Personally I have never understood why schools focus education against the office package specifically. I'm born 79 and have used computers since I was like say 8 years old or something but I've learned by using.

I know that you can set font sizes, fonts, marginals and such in any application for writing, I have a fairly good sense for how to find those functions but don't expect to find them in a specific place. But give me some time and I'll get whatever I wanted to do done even if I have never used the software before.

And yes, most people just use a very small part of the functionality so why not teach the common stuff in general instead of Office specific?

Things was easier in the days of claris works ;)

Anyhow, I used Pages yesterday, I had no idea where to set marginals and move around layout elements but once I found them it made quite a lot of sense to have them there they was instead of hidden away in some deep menu where you need to have learnt where it's located to find it.

Reply Score: 7

3rdalbum Member since:

Re: "Things was easier in the days of Claris Works"

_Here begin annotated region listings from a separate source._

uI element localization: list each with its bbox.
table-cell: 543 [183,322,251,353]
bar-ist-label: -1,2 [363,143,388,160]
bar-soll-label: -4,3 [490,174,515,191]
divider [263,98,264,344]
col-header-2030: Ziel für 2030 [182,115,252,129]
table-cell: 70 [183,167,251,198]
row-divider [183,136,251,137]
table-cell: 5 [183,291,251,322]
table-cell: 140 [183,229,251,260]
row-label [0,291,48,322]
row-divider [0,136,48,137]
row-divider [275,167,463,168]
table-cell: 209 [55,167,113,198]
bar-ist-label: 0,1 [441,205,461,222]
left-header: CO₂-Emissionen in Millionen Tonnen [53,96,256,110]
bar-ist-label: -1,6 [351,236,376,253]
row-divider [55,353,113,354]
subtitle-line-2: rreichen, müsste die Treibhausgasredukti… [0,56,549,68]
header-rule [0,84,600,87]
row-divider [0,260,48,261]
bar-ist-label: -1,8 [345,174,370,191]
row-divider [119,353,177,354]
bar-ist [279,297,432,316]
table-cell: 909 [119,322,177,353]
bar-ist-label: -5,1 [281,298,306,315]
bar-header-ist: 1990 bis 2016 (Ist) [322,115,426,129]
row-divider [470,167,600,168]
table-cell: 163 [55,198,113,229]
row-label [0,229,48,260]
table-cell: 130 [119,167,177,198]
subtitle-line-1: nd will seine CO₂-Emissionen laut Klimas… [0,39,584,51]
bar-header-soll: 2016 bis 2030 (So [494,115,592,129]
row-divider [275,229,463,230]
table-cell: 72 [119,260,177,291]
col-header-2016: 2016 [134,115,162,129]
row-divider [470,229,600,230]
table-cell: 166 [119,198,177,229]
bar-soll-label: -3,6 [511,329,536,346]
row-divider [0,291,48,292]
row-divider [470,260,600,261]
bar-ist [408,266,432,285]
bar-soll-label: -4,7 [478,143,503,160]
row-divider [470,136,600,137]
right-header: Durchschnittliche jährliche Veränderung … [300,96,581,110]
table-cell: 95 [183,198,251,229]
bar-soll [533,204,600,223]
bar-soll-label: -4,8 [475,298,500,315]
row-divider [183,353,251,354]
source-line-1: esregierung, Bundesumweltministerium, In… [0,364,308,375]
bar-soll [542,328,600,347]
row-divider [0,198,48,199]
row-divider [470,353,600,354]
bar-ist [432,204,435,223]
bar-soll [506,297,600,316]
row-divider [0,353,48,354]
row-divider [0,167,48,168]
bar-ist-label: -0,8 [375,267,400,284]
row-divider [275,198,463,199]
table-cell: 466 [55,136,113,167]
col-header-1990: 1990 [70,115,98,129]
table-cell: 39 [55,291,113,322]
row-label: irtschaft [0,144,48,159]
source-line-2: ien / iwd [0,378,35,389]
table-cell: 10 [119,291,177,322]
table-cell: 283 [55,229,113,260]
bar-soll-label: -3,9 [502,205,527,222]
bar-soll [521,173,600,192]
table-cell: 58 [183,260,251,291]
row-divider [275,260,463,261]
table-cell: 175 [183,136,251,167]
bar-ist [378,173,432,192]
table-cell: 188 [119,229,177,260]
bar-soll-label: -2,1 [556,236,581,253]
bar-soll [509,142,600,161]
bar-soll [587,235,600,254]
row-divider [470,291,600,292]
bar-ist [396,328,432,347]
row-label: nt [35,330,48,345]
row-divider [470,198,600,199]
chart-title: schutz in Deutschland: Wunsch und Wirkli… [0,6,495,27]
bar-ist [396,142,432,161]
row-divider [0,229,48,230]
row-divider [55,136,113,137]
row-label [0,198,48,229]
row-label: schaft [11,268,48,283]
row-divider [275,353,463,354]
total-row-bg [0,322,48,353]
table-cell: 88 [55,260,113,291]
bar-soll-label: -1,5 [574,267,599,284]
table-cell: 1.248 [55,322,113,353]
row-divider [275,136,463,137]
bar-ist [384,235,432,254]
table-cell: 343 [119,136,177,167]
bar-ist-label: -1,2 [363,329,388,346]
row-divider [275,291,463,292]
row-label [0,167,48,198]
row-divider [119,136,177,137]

Not really - if you'd given me a Clarisworks document, I wouldn't have been able to have opened it. I used Symantec Greatworks :-)

Reply Parent Score: 2

jabbotts Member since:

Teach students skills not brand names.

The current aproach is to teach a brand name. Students don't learn computers and office programs, they learn Microsoft Windows and Microsoft Office. This is like teaching all the shop kids to use a hammer but only if it's a B&D #4 hammer with B&D #4 nails.

Students come out of school and sit infront of a machine that isn't Office and they have a panic attack; "but this isn't Word, how can it possible write words?"

Stick them infront of anything but WindowsXP desktop and they can't even figure out how to reach out and touch the bloody mouse.

Teach students how to use word processors not Word. They should use two or three at least during the yer they do word processing, spreadsheets and basic databases (this was Grade10 around here). If a file format can not be opened in multiple word processors; it's not accepted within the schools; sort of like all those government offices deciding that documents to and from constituents should be accessible on more than just Windows/Office crippled systems.